Tak sampai di situ, kesunahannya ini, menurut beliau, berdasarkan ijma’ (kesepakatan) ulama. Baik ulama klasik (salaf) maupun ulama kontemporer (khalaf). Dari kalangan para sahabat Nabi hingga tabi’in dan pengikut para tabi’in. Kesunahan soal ini juga disepakati juga oleh para imam kaum muslimin.
Pandangan seperti ini mungkin yang melegitimasi MTQ tingkat internasional pertama yang diadakan di Kuala Lumpur, Malaysia pada 1961 atau 684 tahun sepeninggal Imam Nawawi. Di Indonesia sendiri, MTQ pertama dihelat baru pada 1968 di Makassar. Kendati cikal-bakalnya sudah dimulai pada 1940.

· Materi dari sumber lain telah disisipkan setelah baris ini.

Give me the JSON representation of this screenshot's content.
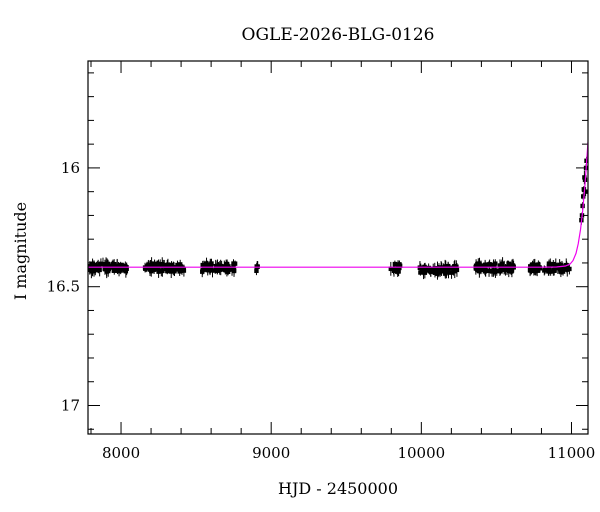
{
  "chart_data": {
    "type": "scatter",
    "title": "OGLE-2026-BLG-0126",
    "xlabel": "HJD - 2450000",
    "ylabel": "I magnitude",
    "xlim": [
      7780,
      11110
    ],
    "ylim": [
      17.12,
      15.55
    ],
    "y_inverted": true,
    "grid": false,
    "x_major_ticks": [
      8000,
      9000,
      10000,
      11000
    ],
    "x_tick_labels": [
      "8000",
      "9000",
      "10000",
      "11000"
    ],
    "y_major_ticks": [
      16.0,
      16.5,
      17.0
    ],
    "y_tick_labels": [
      "16",
      "16.5",
      "17"
    ],
    "colors": {
      "data": "#000000",
      "model": "#ee00ee",
      "axes": "#000000"
    },
    "model": {
      "name": "",
      "points": [
        [
          7780,
          16.418
        ],
        [
          10800,
          16.418
        ],
        [
          10900,
          16.417
        ],
        [
          10960,
          16.413
        ],
        [
          10990,
          16.405
        ],
        [
          11010,
          16.39
        ],
        [
          11030,
          16.36
        ],
        [
          11045,
          16.32
        ],
        [
          11060,
          16.26
        ],
        [
          11075,
          16.18
        ],
        [
          11090,
          16.07
        ],
        [
          11100,
          15.98
        ],
        [
          11110,
          15.89
        ]
      ]
    },
    "observing_seasons": [
      {
        "start": 7790,
        "end": 8040,
        "mag": 16.42,
        "count": 60
      },
      {
        "start": 8160,
        "end": 8420,
        "mag": 16.42,
        "count": 60
      },
      {
        "start": 8540,
        "end": 8760,
        "mag": 16.42,
        "count": 60
      },
      {
        "start": 8900,
        "end": 8920,
        "mag": 16.43,
        "count": 4
      },
      {
        "start": 9790,
        "end": 9860,
        "mag": 16.42,
        "count": 15
      },
      {
        "start": 9990,
        "end": 10240,
        "mag": 16.43,
        "count": 55
      },
      {
        "start": 10360,
        "end": 10620,
        "mag": 16.42,
        "count": 60
      },
      {
        "start": 10720,
        "end": 10990,
        "mag": 16.42,
        "count": 55
      }
    ],
    "rising_points": [
      [
        11066,
        16.22
      ],
      [
        11070,
        16.2
      ],
      [
        11074,
        16.16
      ],
      [
        11078,
        16.12
      ],
      [
        11082,
        16.09
      ],
      [
        11086,
        16.04
      ],
      [
        11090,
        16.05
      ],
      [
        11094,
        16.1
      ],
      [
        11097,
        16.0
      ],
      [
        11100,
        15.97
      ]
    ]
  }
}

Secara epistemologis, yang dijadikan dalil kesunahan penyelenggaraan MTQ adalah hadits yang dikutip Imam Nawawi, tanpa menyebut perawi dan muhaditsnya yang maknanya berbunyi, “Perindahlah bacaan Qur’anmu dengan suaramu.” Jelas yang dimaksud memperindah adalah melantunkan al-Qur’an dengan suara merdu seperti dalam MTQ.
Lebih dari itu, Nabi bersabda, “Barangsiapa yang tidak memperindah suaranya dalam membaca al-Qur’an bukan termasuk golonganku.” (HR. Abu Daud). Hadits ini terdengar ekstrem, namun tujuannya benar, yakni demi memuliakan al-Qur’an. Hanya saja dengan ketentuan tidak berlebihan hingga menambah huruf dan mengubah maknanya.

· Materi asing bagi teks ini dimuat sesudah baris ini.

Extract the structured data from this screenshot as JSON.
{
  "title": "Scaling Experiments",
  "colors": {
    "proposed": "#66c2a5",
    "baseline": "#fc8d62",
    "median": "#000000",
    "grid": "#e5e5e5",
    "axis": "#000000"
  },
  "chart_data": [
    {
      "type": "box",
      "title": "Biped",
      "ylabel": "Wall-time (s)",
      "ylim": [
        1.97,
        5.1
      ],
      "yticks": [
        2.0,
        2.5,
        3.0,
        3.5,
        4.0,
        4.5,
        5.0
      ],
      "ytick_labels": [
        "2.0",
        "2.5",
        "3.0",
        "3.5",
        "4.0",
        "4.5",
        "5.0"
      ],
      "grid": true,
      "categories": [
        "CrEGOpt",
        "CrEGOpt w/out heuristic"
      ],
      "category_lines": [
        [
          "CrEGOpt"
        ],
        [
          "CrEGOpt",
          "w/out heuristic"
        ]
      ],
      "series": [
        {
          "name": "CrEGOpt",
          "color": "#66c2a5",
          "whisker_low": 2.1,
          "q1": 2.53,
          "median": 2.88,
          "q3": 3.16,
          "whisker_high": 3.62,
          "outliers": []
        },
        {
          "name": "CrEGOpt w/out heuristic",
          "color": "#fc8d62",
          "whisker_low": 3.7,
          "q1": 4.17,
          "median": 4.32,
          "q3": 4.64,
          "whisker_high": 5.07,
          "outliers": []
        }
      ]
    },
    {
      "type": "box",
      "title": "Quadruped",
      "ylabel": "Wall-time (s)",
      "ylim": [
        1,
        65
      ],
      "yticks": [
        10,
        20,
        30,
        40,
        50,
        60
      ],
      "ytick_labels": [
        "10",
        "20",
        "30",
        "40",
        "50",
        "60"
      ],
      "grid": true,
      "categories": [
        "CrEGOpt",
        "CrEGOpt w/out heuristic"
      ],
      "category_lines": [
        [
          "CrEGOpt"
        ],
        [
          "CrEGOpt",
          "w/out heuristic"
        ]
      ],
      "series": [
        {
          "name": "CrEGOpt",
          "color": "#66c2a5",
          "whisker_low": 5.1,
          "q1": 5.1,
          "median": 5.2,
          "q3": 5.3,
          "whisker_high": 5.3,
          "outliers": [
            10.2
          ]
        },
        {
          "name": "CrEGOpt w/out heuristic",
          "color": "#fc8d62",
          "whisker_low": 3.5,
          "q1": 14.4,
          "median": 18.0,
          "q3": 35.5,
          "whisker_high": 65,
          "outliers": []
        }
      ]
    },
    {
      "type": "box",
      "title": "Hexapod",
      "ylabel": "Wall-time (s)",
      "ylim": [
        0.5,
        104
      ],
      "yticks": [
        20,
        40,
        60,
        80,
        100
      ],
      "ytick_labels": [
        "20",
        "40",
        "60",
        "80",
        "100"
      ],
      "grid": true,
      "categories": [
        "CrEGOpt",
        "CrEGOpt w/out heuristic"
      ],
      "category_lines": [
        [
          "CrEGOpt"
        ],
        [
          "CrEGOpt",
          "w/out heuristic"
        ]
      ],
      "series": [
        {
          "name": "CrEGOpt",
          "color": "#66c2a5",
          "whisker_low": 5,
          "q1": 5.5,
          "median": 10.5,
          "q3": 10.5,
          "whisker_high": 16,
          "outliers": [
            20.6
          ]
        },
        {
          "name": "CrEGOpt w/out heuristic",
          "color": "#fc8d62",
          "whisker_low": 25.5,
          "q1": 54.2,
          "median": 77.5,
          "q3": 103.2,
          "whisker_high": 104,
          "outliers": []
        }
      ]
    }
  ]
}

Dalam konteks memuliakan al-Qur’an, tak bisa dipungkiri, itulah tujuan diselenggarakannya MTQ. Seorang perawi yakni Barra bin Azib menuturkan bahwa dia mendengar Nabi membaca surat al-Tin dengan suara merdu. Hadits ini valid karena ada dalam karya Imam Bukhari dan Imam Muslim.
Menariknya, dalam kitab al-Tibyan, Imam Nawawi memaparkan tentang sunah hukumnya meminta seseorang yang bersuara merdu untuk membaca al-Qur’an dengan indah. Artinya, penyelenggara MTQ mendapat legitimasi untuk mengundang para peserta mengikuti MTQ karena rata-rata mereka bersuara merdu.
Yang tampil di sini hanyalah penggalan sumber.